Doctors in Britain recently voted down a proposal that would have allowed them to discuss spiritual issues with patients, a practice currently limited to chaplains there. On this side of the pond, the Rev. Angelika Zollfrank, a Lutheran minister who is a chaplain and director of clinical pastoral education at Massachusetts General Hospital, teaches spiritual caregiving not only to theological students and clergy members but also to healthcare providers. Here is an edited conversation about her views on what clergy and caregivers can offer.

ELIZABETH COONEY

Q. What do you think of the sharp division in Britain between chaplains and healthcare providers?

A. Clearly, chaplains do not have a monopoly on spiritual caregiving. Spirituality is a quality in life that can connect us. Many patients deeply appreciate it when their nurse attends to the needs of their heart, or even offers prayer. But caregivers who provide spiritual care should be trained not to superimpose their own beliefs. We offer a program that has trained physicians, nurses, social workers, and other clinicians in this. The Joint Commission requires US hospitals to assure that patients’ spiritual needs are met.

Q. Which chaplains see which patients?

A. We first meet patients not necessarily on the basis of faith-specific background, but specific clinical areas. We have a pediatric chaplain, an oncology chaplain, etc.

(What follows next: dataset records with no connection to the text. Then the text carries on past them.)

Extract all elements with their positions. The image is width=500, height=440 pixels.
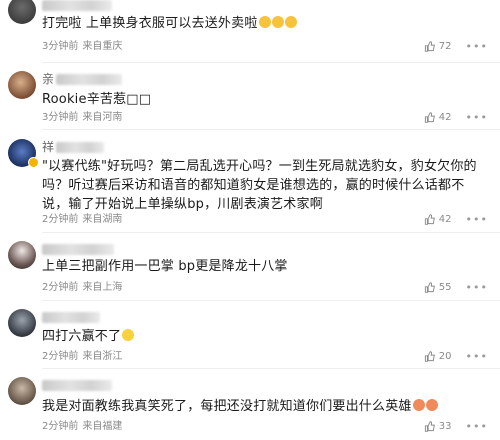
- comment-location: 来自福建: [82, 421, 123, 432]
- like-icon[interactable]: [424, 41, 435, 52]
- avatar[interactable]: [8, 377, 36, 405]
- comment-meta: 2分钟前 来自浙江: [42, 351, 122, 363]
- comment-text: Rookie辛苦惹□□: [42, 90, 482, 109]
- divider: [42, 300, 500, 301]
- laugh-emoji-icon: [258, 16, 271, 28]
- more-options-icon[interactable]: •••: [466, 111, 488, 124]
- comment-item: 亲 Rookie辛苦惹□□ 3分钟前 来自河南 42 •••: [0, 65, 500, 133]
- comment-item: 上单三把副作用一巴掌 bp更是降龙十八掌 2分钟前 来自上海 55 •••: [0, 235, 500, 303]
- comment-item: 打完啦 上单换身衣服可以去送外卖啦 3分钟前 来自重庆 72 •••: [0, 0, 500, 65]
- comment-text: 打完啦 上单换身衣服可以去送外卖啦: [42, 14, 482, 33]
- more-options-icon[interactable]: •••: [466, 213, 488, 226]
- comment-time: 2分钟前: [42, 421, 79, 432]
- comment-item: 祥 "以赛代练"好玩吗？第二局乱选开心吗？一到生死局就选豹女，豹女欠你的吗？听过…: [0, 133, 500, 235]
- comment-time: 2分钟前: [42, 282, 79, 293]
- username-initial[interactable]: 亲: [42, 72, 54, 86]
- avatar[interactable]: [8, 71, 36, 99]
- comment-location: 来自上海: [82, 282, 123, 293]
- like-count: 72: [438, 41, 452, 52]
- comment-text: 四打六赢不了: [42, 327, 482, 346]
- smile-emoji-icon: [122, 329, 135, 341]
- divider: [42, 62, 500, 63]
- comment-text-content: 四打六赢不了: [42, 329, 122, 344]
- avatar[interactable]: [8, 309, 36, 337]
- more-options-icon[interactable]: •••: [466, 420, 488, 433]
- comment-location: 来自湖南: [82, 214, 123, 225]
- comment-meta: 3分钟前 来自重庆: [42, 41, 122, 53]
- comment-text-content: 我是对面教练我真笑死了，每把还没打就知道你们要出什么英雄: [42, 399, 412, 414]
- comment-text: "以赛代练"好玩吗？第二局乱选开心吗？一到生死局就选豹女，豹女欠你的吗？听过赛后…: [42, 157, 482, 214]
- like-count: 33: [438, 421, 452, 432]
- comment-text-content: 上单三把副作用一巴掌 bp更是降龙十八掌: [42, 259, 288, 274]
- divider: [42, 368, 500, 369]
- comment-actions: 20 •••: [424, 350, 488, 363]
- like-icon[interactable]: [424, 214, 435, 225]
- laugh-emoji-icon: [271, 16, 284, 28]
- laugh-emoji-icon: [284, 16, 297, 28]
- more-options-icon[interactable]: •••: [466, 281, 488, 294]
- like-icon[interactable]: [424, 351, 435, 362]
- comment-time: 3分钟前: [42, 41, 79, 52]
- comment-actions: 55 •••: [424, 281, 488, 294]
- username[interactable]: [42, 244, 114, 255]
- comment-text-content: Rookie辛苦惹□□: [42, 92, 152, 107]
- like-icon[interactable]: [424, 112, 435, 123]
- like-count: 20: [438, 351, 452, 362]
- divider: [42, 232, 500, 233]
- vip-badge-icon: [28, 157, 39, 168]
- avatar[interactable]: [8, 241, 36, 269]
- username[interactable]: [42, 312, 100, 323]
- comment-text: 上单三把副作用一巴掌 bp更是降龙十八掌: [42, 257, 482, 276]
- username-initial[interactable]: 祥: [42, 140, 54, 154]
- comment-text: 我是对面教练我真笑死了，每把还没打就知道你们要出什么英雄: [42, 397, 482, 416]
- comment-location: 来自重庆: [82, 41, 123, 52]
- comment-actions: 72 •••: [424, 40, 488, 53]
- comment-text-content: "以赛代练"好玩吗？第二局乱选开心吗？一到生死局就选豹女，豹女欠你的吗？听过赛后…: [42, 159, 477, 212]
- comment-time: 2分钟前: [42, 214, 79, 225]
- comment-text-content: 打完啦 上单换身衣服可以去送外卖啦: [42, 16, 258, 31]
- comment-time: 3分钟前: [42, 112, 79, 123]
- like-icon[interactable]: [424, 282, 435, 293]
- comment-actions: 42 •••: [424, 111, 488, 124]
- more-options-icon[interactable]: •••: [466, 350, 488, 363]
- comment-location: 来自河南: [82, 112, 123, 123]
- comment-actions: 42 •••: [424, 213, 488, 226]
- like-count: 55: [438, 282, 452, 293]
- username[interactable]: [42, 380, 112, 391]
- like-icon[interactable]: [424, 421, 435, 432]
- laugh-emoji-icon: [412, 399, 425, 411]
- divider: [42, 129, 500, 130]
- username[interactable]: [42, 0, 112, 11]
- like-count: 42: [438, 112, 452, 123]
- more-options-icon[interactable]: •••: [466, 40, 488, 53]
- comment-item: 我是对面教练我真笑死了，每把还没打就知道你们要出什么英雄 2分钟前 来自福建 33…: [0, 371, 500, 440]
- username[interactable]: [56, 74, 122, 85]
- comment-meta: 2分钟前 来自福建: [42, 421, 122, 433]
- comment-meta: 2分钟前 来自上海: [42, 282, 122, 294]
- comment-location: 来自浙江: [82, 351, 123, 362]
- laugh-emoji-icon: [425, 399, 438, 411]
- like-count: 42: [438, 214, 452, 225]
- comment-meta: 2分钟前 来自湖南: [42, 214, 122, 226]
- avatar[interactable]: [8, 0, 36, 24]
- comment-item: 四打六赢不了 2分钟前 来自浙江 20 •••: [0, 303, 500, 371]
- comment-actions: 33 •••: [424, 420, 488, 433]
- comment-time: 2分钟前: [42, 351, 79, 362]
- username[interactable]: [56, 142, 104, 153]
- comment-meta: 3分钟前 来自河南: [42, 112, 122, 124]
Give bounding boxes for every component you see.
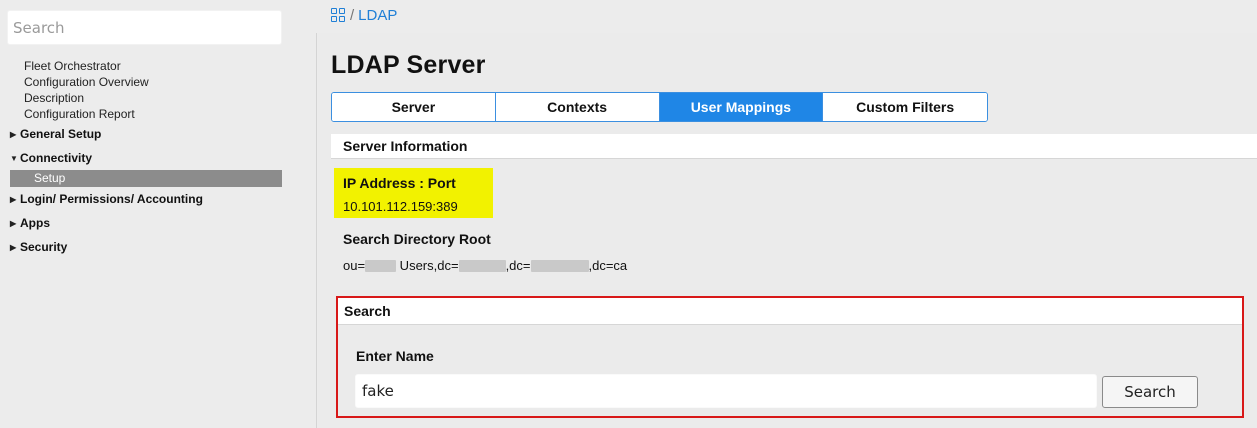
search-header: Search [338, 298, 1242, 325]
root-part: ,dc= [505, 258, 531, 273]
name-input[interactable] [355, 374, 1097, 408]
enter-name-label: Enter Name [356, 348, 434, 364]
sidebar-item-configuration-report[interactable]: Configuration Report [0, 106, 282, 122]
sidebar-item-configuration-overview[interactable]: Configuration Overview [0, 74, 282, 90]
search-callout: Search Enter Name Search [336, 296, 1244, 418]
triangle-right-icon: ▶ [10, 129, 17, 139]
main-content: LDAP Server Server Contexts User Mapping… [318, 33, 1257, 428]
sidebar-group-label: General Setup [20, 127, 102, 141]
sidebar-item-fleet-orchestrator[interactable]: Fleet Orchestrator [0, 58, 282, 74]
vertical-divider [316, 33, 317, 428]
sidebar-group-label: Login/ Permissions/ Accounting [20, 192, 203, 206]
page-title: LDAP Server [331, 51, 486, 79]
sidebar-group-connectivity[interactable]: ▼ Connectivity [0, 146, 282, 170]
redacted-block [530, 259, 589, 272]
root-part: ou= [343, 258, 366, 273]
sidebar-nav: Fleet Orchestrator Configuration Overvie… [0, 58, 282, 259]
server-information-header: Server Information [331, 134, 1257, 159]
breadcrumb: / LDAP [331, 5, 397, 25]
redacted-block [458, 259, 506, 272]
tab-bar: Server Contexts User Mappings Custom Fil… [331, 92, 988, 122]
sidebar-group-security[interactable]: ▶ Security [0, 235, 282, 259]
root-part: Users,dc= [396, 258, 459, 273]
sidebar-group-label: Apps [20, 216, 50, 230]
ip-address-value: 10.101.112.159:389 [343, 199, 458, 214]
search-button[interactable]: Search [1102, 376, 1198, 408]
triangle-right-icon: ▶ [10, 194, 17, 204]
sidebar-group-label: Security [20, 240, 68, 254]
sidebar-group-login-permissions-accounting[interactable]: ▶ Login/ Permissions/ Accounting [0, 187, 282, 211]
tab-contexts[interactable]: Contexts [495, 93, 660, 121]
sidebar-group-label: Connectivity [20, 151, 93, 165]
tab-server[interactable]: Server [332, 93, 496, 121]
tab-user-mappings[interactable]: User Mappings [659, 93, 824, 121]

Q. What do patients ask you?

A. People wonder, why is this happening to me? A lot of what we do is simply entering the person’s pain and suffering to allow them to express what is going on with them. And then sometimes it’s transformed.

Q. What about patients who aren’t religiously active?

A. We support people where they are. Sometimes people have not been so much in touch with their spirituality, but then all of a sudden it becomes more important. It’s understandable - if my body doesn’t function the way I want it to function, then maybe my spiritual life becomes more important.

Q. What happens when you go into a patient’s room?

A. It may be a conversation that leads to actual religious content or it may just be to sit with someone who is trying to find meaning in what is happening to them at the moment. They can say no. The chaplain is the one person on the team that a patient can choose not to see.

Q. What drew you to this kind of ministry?

A. I used to work in a congregation, but [the hospital] is a different type of church, if you will. The task is to be where people are in need, rather than people in need coming to the church. I felt called to this particular type of church.